Step 1: Setting Up the Background DB Web Worker
By moving SQLite operations to a separate Web Worker, we prevent long-running database insertions and queries from stutters in audio stream capturing. Here is a simplified implementation of a database worker handling the compilation and loading of questions:
// db.worker.ts
import initSqlJs from 'sql.js';
let db: any = null;
self.onmessage = async (event) => {
const { type, payload } = event.data;
if (type === 'INIT_DB') {
const SQL = await initSqlJs({ locateFile: file => `/sql-wasm.wasm` });
db = new SQL.Database();
// Create highly optimized indexes for fast lookups
db.run(`
CREATE TABLE IF NOT EXISTS qa_library (
id INTEGER PRIMARY KEY AUTOINCREMENT,
question TEXT NOT NULL,
answer TEXT NOT NULL,
embedding_json TEXT
);
CREATE INDEX IF NOT EXISTS idx_question ON qa_library(question);
`);
self.postMessage({ type: 'DB_READY' });
}
if (type === 'LOAD_LIBRARY') {
const { items } = payload;
db.run("BEGIN TRANSACTION;");
const stmt = db.prepare("INSERT INTO qa_library (question, answer, embedding_json) VALUES (?, ?, ?);");
for (const item of items) {
stmt.run([item.question, item.answer, JSON.stringify(item.embedding)]);
}
stmt.free();
db.run("COMMIT;");
self.postMessage({ type: 'LIBRARY_LOADED', count: items.length });
}
};
Step 2: Vector Search & Mathematical Distance
Once our data is indexed, the next step is calculating the similarity score. In the offline worker, we calculate the cosine similarity between the query embedding and the pre-computed question embeddings stored in SQLite:
// Vector similarity calculation
function cosineSimilarity(vecA: number[], vecB: number[]) {
let dotProduct = 0.0;
let normA = 0.0;
let normB = 0.0;
for (let i = 0; i < vecA.length; i++) {
dotProduct += vecA[i] * vecB[i];
normA += vecA[i] * vecA[i];
normB += vecB[i] * vecB[i];
}
return dotProduct / (Math.sqrt(normA) * Math.sqrt(normB));
}
Step 3: Merging Matrices Client-Side
In a typical corporate application, database tables are locked. In an offline-first PWA, candidates must be able to load multiple, concurrent JSON files (e.g., separate React, system design, and database question pools) simultaneously.

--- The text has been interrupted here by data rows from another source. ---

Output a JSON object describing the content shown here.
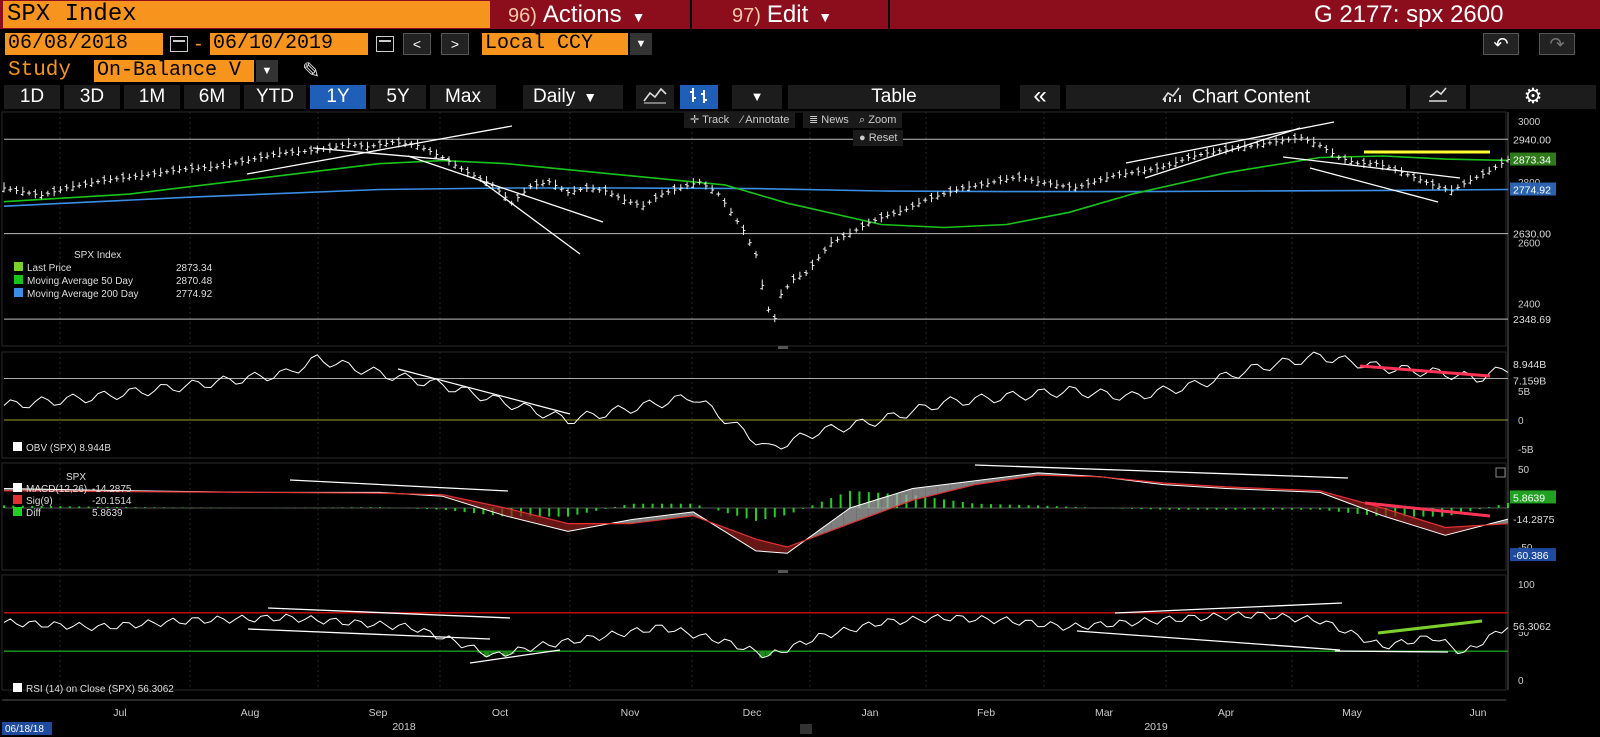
{
  "header": {
    "security_title": "SPX Index",
    "actions_num": "96)",
    "actions_label": "Actions",
    "edit_num": "97)",
    "edit_label": "Edit",
    "page_code": "G 2177: spx 2600"
  },
  "date_range": {
    "start": "06/08/2018",
    "dash": "-",
    "end": "06/10/2019",
    "currency": "Local CCY"
  },
  "study": {
    "label": "Study",
    "value": "On-Balance V"
  },
  "toolbar": {
    "periods": [
      "1D",
      "3D",
      "1M",
      "6M",
      "YTD",
      "1Y",
      "5Y",
      "Max"
    ],
    "active_period": "1Y",
    "frequency": "Daily",
    "table_label": "Table",
    "chart_content_label": "Chart Content"
  },
  "overlay_buttons": {
    "track": "Track",
    "annotate": "Annotate",
    "news": "News",
    "zoom": "Zoom",
    "reset": "Reset"
  },
  "colors": {
    "price": "#ffffff",
    "ma50": "#19c419",
    "ma200": "#3a8ee6",
    "highlight": "#ffff33",
    "divergence": "#ff3355",
    "rsi_trend": "#7bd12c",
    "overbought": "#cc1111",
    "oversold": "#19a019",
    "title_bar": "#8c0e1c",
    "accent": "#f7941d"
  },
  "chart_data": [
    {
      "type": "line",
      "panel": "price",
      "legend_title": "SPX Index",
      "legend": [
        {
          "name": "Last Price",
          "value": "2873.34",
          "color": "#7bd12c"
        },
        {
          "name": "Moving Average 50 Day",
          "value": "2870.48",
          "color": "#19c419"
        },
        {
          "name": "Moving Average 200 Day",
          "value": "2774.92",
          "color": "#3a8ee6"
        }
      ],
      "y_ticks": [
        "3000",
        "2800",
        "2600",
        "2400"
      ],
      "ylim": [
        2300,
        3010
      ],
      "horizontal_lines": [
        2940,
        2630,
        2348.69
      ],
      "value_labels": [
        "2940.00",
        "2873.34",
        "2774.92",
        "2630.00",
        "2348.69"
      ],
      "series": [
        {
          "name": "Last Price",
          "points": [
            [
              0,
              2780
            ],
            [
              6,
              2755
            ],
            [
              10,
              2780
            ],
            [
              16,
              2805
            ],
            [
              22,
              2820
            ],
            [
              28,
              2840
            ],
            [
              34,
              2850
            ],
            [
              40,
              2875
            ],
            [
              44,
              2895
            ],
            [
              48,
              2900
            ],
            [
              52,
              2910
            ],
            [
              55,
              2925
            ],
            [
              58,
              2915
            ],
            [
              62,
              2930
            ],
            [
              66,
              2920
            ],
            [
              70,
              2880
            ],
            [
              74,
              2830
            ],
            [
              78,
              2790
            ],
            [
              81,
              2730
            ],
            [
              84,
              2785
            ],
            [
              87,
              2800
            ],
            [
              90,
              2765
            ],
            [
              93,
              2780
            ],
            [
              96,
              2770
            ],
            [
              99,
              2740
            ],
            [
              102,
              2720
            ],
            [
              105,
              2760
            ],
            [
              108,
              2780
            ],
            [
              111,
              2800
            ],
            [
              114,
              2760
            ],
            [
              116,
              2700
            ],
            [
              118,
              2640
            ],
            [
              120,
              2560
            ],
            [
              121,
              2460
            ],
            [
              122,
              2380
            ],
            [
              123,
              2351
            ],
            [
              124,
              2430
            ],
            [
              126,
              2480
            ],
            [
              128,
              2500
            ],
            [
              130,
              2550
            ],
            [
              132,
              2600
            ],
            [
              135,
              2630
            ],
            [
              138,
              2665
            ],
            [
              141,
              2690
            ],
            [
              144,
              2710
            ],
            [
              147,
              2740
            ],
            [
              150,
              2760
            ],
            [
              153,
              2780
            ],
            [
              156,
              2790
            ],
            [
              159,
              2805
            ],
            [
              162,
              2815
            ],
            [
              165,
              2800
            ],
            [
              168,
              2790
            ],
            [
              171,
              2780
            ],
            [
              174,
              2800
            ],
            [
              177,
              2820
            ],
            [
              180,
              2830
            ],
            [
              183,
              2840
            ],
            [
              186,
              2855
            ],
            [
              189,
              2880
            ],
            [
              192,
              2895
            ],
            [
              195,
              2905
            ],
            [
              198,
              2915
            ],
            [
              201,
              2925
            ],
            [
              204,
              2935
            ],
            [
              207,
              2945
            ],
            [
              210,
              2920
            ],
            [
              213,
              2880
            ],
            [
              216,
              2860
            ],
            [
              219,
              2860
            ],
            [
              222,
              2840
            ],
            [
              225,
              2815
            ],
            [
              228,
              2790
            ],
            [
              231,
              2770
            ],
            [
              234,
              2805
            ],
            [
              237,
              2835
            ],
            [
              240,
              2873.34
            ]
          ]
        },
        {
          "name": "Moving Average 50 Day",
          "points": [
            [
              0,
              2735
            ],
            [
              20,
              2760
            ],
            [
              40,
              2810
            ],
            [
              60,
              2860
            ],
            [
              70,
              2870
            ],
            [
              80,
              2860
            ],
            [
              100,
              2820
            ],
            [
              115,
              2790
            ],
            [
              125,
              2730
            ],
            [
              140,
              2660
            ],
            [
              150,
              2650
            ],
            [
              160,
              2660
            ],
            [
              170,
              2700
            ],
            [
              180,
              2760
            ],
            [
              195,
              2830
            ],
            [
              210,
              2880
            ],
            [
              220,
              2885
            ],
            [
              230,
              2875
            ],
            [
              240,
              2870.48
            ]
          ]
        },
        {
          "name": "Moving Average 200 Day",
          "points": [
            [
              0,
              2720
            ],
            [
              30,
              2750
            ],
            [
              60,
              2775
            ],
            [
              80,
              2780
            ],
            [
              100,
              2780
            ],
            [
              120,
              2778
            ],
            [
              140,
              2770
            ],
            [
              160,
              2768
            ],
            [
              180,
              2768
            ],
            [
              200,
              2770
            ],
            [
              220,
              2772
            ],
            [
              240,
              2774.92
            ]
          ]
        }
      ],
      "x_labels": [
        "Jul",
        "Aug",
        "Sep",
        "Oct",
        "Nov",
        "Dec",
        "Jan",
        "Feb",
        "Mar",
        "Apr",
        "May",
        "Jun"
      ],
      "year_labels": [
        "2018",
        "2019"
      ],
      "start_date_label": "06/18/18"
    },
    {
      "type": "line",
      "panel": "obv",
      "legend": [
        {
          "name": "OBV (SPX)",
          "value": "8.944B"
        }
      ],
      "y_ticks": [
        "5B",
        "0",
        "-5B"
      ],
      "value_labels": [
        "8.944B",
        "7.159B"
      ],
      "series": [
        {
          "name": "OBV (SPX)",
          "points": [
            [
              0,
              2.5
            ],
            [
              15,
              4
            ],
            [
              30,
              6
            ],
            [
              45,
              8
            ],
            [
              50,
              10.5
            ],
            [
              60,
              8
            ],
            [
              70,
              6
            ],
            [
              80,
              3
            ],
            [
              90,
              0
            ],
            [
              100,
              2
            ],
            [
              110,
              4
            ],
            [
              118,
              -2
            ],
            [
              122,
              -5
            ],
            [
              130,
              -2
            ],
            [
              140,
              0
            ],
            [
              150,
              3
            ],
            [
              160,
              4
            ],
            [
              170,
              5
            ],
            [
              180,
              4
            ],
            [
              190,
              6
            ],
            [
              200,
              9
            ],
            [
              210,
              11
            ],
            [
              220,
              9
            ],
            [
              230,
              8
            ],
            [
              235,
              7.159
            ],
            [
              240,
              8.944
            ]
          ]
        }
      ]
    },
    {
      "type": "line",
      "panel": "macd",
      "title": "SPX",
      "legend": [
        {
          "name": "MACD(12,26)",
          "value": "-14.2875"
        },
        {
          "name": "Sig(9)",
          "value": "-20.1514"
        },
        {
          "name": "Diff",
          "value": "5.8639"
        }
      ],
      "y_ticks": [
        "50",
        "-50"
      ],
      "value_labels": [
        "5.8639",
        "-14.2875",
        "-60.386"
      ],
      "series": [
        {
          "name": "MACD(12,26)",
          "points": [
            [
              0,
              25
            ],
            [
              20,
              22
            ],
            [
              40,
              20
            ],
            [
              60,
              20
            ],
            [
              70,
              15
            ],
            [
              80,
              -10
            ],
            [
              90,
              -30
            ],
            [
              100,
              -15
            ],
            [
              110,
              -5
            ],
            [
              120,
              -55
            ],
            [
              125,
              -58
            ],
            [
              135,
              0
            ],
            [
              145,
              25
            ],
            [
              155,
              35
            ],
            [
              165,
              45
            ],
            [
              175,
              40
            ],
            [
              185,
              30
            ],
            [
              195,
              25
            ],
            [
              210,
              20
            ],
            [
              220,
              -10
            ],
            [
              230,
              -35
            ],
            [
              240,
              -14.2875
            ]
          ]
        },
        {
          "name": "Sig(9)",
          "points": [
            [
              0,
              22
            ],
            [
              20,
              21
            ],
            [
              40,
              20
            ],
            [
              60,
              19
            ],
            [
              70,
              17
            ],
            [
              80,
              0
            ],
            [
              90,
              -20
            ],
            [
              100,
              -20
            ],
            [
              110,
              -10
            ],
            [
              120,
              -40
            ],
            [
              125,
              -50
            ],
            [
              135,
              -20
            ],
            [
              145,
              10
            ],
            [
              155,
              30
            ],
            [
              165,
              42
            ],
            [
              175,
              40
            ],
            [
              185,
              32
            ],
            [
              195,
              27
            ],
            [
              210,
              22
            ],
            [
              220,
              0
            ],
            [
              230,
              -25
            ],
            [
              240,
              -20.1514
            ]
          ]
        },
        {
          "name": "Diff",
          "values_summary": "histogram of MACD minus signal",
          "last": 5.8639
        }
      ]
    },
    {
      "type": "line",
      "panel": "rsi",
      "legend": [
        {
          "name": "RSI (14) on Close (SPX)",
          "value": "56.3062"
        }
      ],
      "y_ticks": [
        "100",
        "50",
        "0"
      ],
      "overbought": 70,
      "oversold": 30,
      "value_labels": [
        "56.3062"
      ],
      "series": [
        {
          "name": "RSI (14) on Close (SPX)",
          "points": [
            [
              0,
              60
            ],
            [
              15,
              55
            ],
            [
              30,
              62
            ],
            [
              45,
              65
            ],
            [
              55,
              60
            ],
            [
              65,
              55
            ],
            [
              72,
              40
            ],
            [
              78,
              25
            ],
            [
              85,
              35
            ],
            [
              95,
              45
            ],
            [
              105,
              55
            ],
            [
              115,
              40
            ],
            [
              122,
              25
            ],
            [
              130,
              45
            ],
            [
              140,
              60
            ],
            [
              150,
              65
            ],
            [
              160,
              62
            ],
            [
              170,
              55
            ],
            [
              180,
              60
            ],
            [
              190,
              65
            ],
            [
              200,
              68
            ],
            [
              210,
              62
            ],
            [
              220,
              35
            ],
            [
              228,
              45
            ],
            [
              233,
              28
            ],
            [
              240,
              56.3062
            ]
          ]
        }
      ]
    }
  ]
}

Our UI parses and merges these libraries concurrently, avoiding database locking issues:
// libraryManager.ts
export async function mergeAndUploadLibraries(files: FileList) {
const parsePromises = Array.from(files).map(file => {
return new Promise((resolve) => {
const reader = new FileReader();
reader.onload = (e) => resolve(JSON.parse(e.target?.result as string));
reader.readAsText(file);
});
});
const parsedLibraries = await Promise.all(parsePromises);
const mergedItems = parsedLibraries.flat(); // Client-side matrix merge
// Send merged items to SQLite Web Worker
dbWorker.postMessage({ type: 'LOAD_LIBRARY', payload: { items: mergedItems } });
}
Key Performance Takeaways
- WASM Pre-caching: Serve the
sql-wasm.wasmbinary using custom PWA service workers (like Serwist) to ensure instantaneous offline startup. - Background Vector Math: Offloading high-dimensional similarity arrays to web workers reduces main thread blockage to absolutely zero milliseconds.
- SQLite Transactions: Always wrap multiple JSON card insertion tasks inside a
BEGIN TRANSACTIONandCOMMITblock to speed up client-side processing by up to 50x.
By shifting database structures and vector processing to background threads, we pave the way for high-fidelity, real-time AI voice companions running completely local, serverless, and offline.